Many families find themselves balancing life at home and caring for a loved one in an assisted living facility or a nursing home. Unfortunately, distance often complicates this situation even further. If you are thinking about moving your loved one to a facility nearby where you can be regularly involved in their care without extensive travel or disruption to your work or daily life, be sure to consider the following factors.


  • If your loved one is already in a senior living facility and they are accessing Medicaid, you need to check with the Medicaid office in your state about whether they can transfer to a new facility and automatically and retain this coverage. Your family member will have to qualify for Medicaid all over again in their new state of residence, and this may involve paying out of pocket for some time before they are approved. You may be reimbursed retroactively, but it might not amount to much. Medicaid regulations vary from state to state, so be sure you understand any differences between programs. It may be wise to contact an elder law attorney just for an informational session.
  • If they must reapply in their new state of residence, are there different asset and income limits for Medicaid eligibility? What are the differences in coverage and benefits between the state programs?
  • If you are taking someone out of an assisted living or continuing care community, are there deposits that were paid that are nonrefundable? Furthermore, are there any contracts that might interfere with a move?

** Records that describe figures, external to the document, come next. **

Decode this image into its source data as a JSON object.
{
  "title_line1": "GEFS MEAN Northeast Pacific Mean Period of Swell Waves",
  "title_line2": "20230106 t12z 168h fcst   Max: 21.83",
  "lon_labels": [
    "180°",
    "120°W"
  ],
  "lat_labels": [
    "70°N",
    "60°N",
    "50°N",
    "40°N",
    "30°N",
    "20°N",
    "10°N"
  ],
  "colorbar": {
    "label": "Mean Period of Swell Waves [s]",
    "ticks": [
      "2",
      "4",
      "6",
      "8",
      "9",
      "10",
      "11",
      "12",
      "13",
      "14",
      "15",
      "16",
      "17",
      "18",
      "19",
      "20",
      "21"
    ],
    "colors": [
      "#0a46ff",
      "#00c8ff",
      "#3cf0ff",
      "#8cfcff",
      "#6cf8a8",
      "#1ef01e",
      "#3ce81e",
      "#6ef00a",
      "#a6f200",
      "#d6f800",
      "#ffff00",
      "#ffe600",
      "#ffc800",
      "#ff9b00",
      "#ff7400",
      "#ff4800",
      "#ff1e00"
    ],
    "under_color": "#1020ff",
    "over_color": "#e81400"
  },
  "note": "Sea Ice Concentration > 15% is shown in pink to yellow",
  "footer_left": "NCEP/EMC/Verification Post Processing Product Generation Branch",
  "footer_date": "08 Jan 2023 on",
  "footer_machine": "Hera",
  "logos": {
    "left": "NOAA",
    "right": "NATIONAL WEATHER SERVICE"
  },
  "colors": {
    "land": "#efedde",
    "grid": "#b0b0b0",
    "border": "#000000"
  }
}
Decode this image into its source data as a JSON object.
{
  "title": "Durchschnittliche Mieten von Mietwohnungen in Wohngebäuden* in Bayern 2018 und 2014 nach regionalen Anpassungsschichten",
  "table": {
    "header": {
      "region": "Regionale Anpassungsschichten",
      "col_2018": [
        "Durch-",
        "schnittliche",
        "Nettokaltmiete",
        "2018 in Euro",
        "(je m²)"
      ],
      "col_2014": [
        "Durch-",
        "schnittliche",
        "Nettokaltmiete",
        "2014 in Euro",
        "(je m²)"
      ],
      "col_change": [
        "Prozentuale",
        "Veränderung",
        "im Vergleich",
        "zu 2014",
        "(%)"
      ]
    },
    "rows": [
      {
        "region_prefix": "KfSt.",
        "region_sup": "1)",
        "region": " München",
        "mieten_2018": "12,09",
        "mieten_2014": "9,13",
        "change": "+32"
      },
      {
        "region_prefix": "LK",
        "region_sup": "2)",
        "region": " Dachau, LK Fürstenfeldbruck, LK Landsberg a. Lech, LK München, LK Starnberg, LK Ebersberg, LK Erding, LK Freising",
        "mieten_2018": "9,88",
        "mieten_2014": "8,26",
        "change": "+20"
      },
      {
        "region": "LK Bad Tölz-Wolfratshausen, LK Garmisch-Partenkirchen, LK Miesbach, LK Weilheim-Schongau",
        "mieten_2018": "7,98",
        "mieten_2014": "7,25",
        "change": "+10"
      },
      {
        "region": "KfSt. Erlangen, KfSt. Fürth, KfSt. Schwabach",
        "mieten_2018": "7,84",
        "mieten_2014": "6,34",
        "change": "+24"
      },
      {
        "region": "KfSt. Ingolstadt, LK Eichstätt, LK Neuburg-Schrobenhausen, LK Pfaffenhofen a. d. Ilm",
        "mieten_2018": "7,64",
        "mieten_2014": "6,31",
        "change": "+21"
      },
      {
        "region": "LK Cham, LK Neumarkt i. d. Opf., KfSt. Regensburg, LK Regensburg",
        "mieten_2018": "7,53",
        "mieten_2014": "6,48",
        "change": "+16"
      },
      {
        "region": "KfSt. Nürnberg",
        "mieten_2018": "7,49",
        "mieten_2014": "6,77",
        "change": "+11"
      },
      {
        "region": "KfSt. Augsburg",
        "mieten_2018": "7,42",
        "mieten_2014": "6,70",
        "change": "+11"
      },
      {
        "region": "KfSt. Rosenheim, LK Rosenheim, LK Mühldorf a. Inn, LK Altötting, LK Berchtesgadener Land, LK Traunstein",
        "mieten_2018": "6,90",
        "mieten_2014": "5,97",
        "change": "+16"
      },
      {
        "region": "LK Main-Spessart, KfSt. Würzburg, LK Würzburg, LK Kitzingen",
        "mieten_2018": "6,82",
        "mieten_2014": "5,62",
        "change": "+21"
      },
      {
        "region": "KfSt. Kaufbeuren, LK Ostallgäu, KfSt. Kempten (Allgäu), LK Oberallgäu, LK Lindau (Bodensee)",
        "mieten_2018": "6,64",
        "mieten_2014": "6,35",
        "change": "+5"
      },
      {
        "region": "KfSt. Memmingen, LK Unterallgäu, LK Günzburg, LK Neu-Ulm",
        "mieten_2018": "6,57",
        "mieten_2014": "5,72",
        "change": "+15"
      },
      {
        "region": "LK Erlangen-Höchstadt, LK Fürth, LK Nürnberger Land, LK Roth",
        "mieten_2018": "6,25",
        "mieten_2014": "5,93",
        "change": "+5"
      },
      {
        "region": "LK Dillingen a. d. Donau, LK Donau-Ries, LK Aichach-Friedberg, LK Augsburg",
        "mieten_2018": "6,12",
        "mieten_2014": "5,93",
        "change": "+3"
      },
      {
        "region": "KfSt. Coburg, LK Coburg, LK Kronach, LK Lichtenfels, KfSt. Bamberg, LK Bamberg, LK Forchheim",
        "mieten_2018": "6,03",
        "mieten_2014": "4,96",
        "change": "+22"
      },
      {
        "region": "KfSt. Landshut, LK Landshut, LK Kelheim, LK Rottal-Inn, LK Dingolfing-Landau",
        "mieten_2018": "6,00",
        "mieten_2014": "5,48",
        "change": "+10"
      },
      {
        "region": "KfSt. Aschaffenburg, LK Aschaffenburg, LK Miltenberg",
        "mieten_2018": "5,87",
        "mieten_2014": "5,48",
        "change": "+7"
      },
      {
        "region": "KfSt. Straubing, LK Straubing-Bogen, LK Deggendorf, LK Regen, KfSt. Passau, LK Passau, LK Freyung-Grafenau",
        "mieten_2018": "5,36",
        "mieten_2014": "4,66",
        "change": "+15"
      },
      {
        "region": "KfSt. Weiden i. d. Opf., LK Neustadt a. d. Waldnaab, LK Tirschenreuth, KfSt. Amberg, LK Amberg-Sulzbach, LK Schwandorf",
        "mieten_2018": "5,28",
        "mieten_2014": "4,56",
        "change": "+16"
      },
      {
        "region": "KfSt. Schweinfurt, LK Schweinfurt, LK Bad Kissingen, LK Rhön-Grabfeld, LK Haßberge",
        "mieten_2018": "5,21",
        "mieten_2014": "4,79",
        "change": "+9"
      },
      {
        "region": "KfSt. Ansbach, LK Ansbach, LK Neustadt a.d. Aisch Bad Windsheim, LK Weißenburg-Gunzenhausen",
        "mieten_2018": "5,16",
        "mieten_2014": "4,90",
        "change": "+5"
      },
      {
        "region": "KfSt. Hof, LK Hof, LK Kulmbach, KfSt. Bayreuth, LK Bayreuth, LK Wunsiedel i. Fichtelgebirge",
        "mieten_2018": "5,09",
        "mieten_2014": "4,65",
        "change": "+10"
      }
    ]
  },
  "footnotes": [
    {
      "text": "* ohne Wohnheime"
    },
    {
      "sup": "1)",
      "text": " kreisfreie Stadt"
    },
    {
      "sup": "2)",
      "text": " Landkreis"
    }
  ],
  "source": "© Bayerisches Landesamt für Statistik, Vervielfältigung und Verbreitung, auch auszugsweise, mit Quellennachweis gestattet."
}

  • Are there similar facilities in your area that only charge monthly fees and do not require another buy-in or down payment? (These monthly fees may be higher than what the individual was paying before.) Can your loved one afford such fees?
  • If your loved one has Alzheimer’s, dementia or another serious condition, will they be able to mentally, physically and emotionally handle a move? Will they require specialized transportation? How much will it cost?
  • Thinking more long term, what are the estate tax and inheritance laws in your state compared to where your family member lives now? If they are considerably different, will your loved one need to reevaluate and update their estate plan and other legal documents? Are there any reputable elder law attorneys in your area to assist with this? What do they typically charge?

There can be many advantages to having a care recipient live closer to family, but it is important to research some of the financial, medical and legal implications before making a commitment. This will ensure that the transition goes as smoothly as possible and minimize the likelihood of surprises. If there are significant concerns, you may want to reconsider such a decision or proceed very carefully.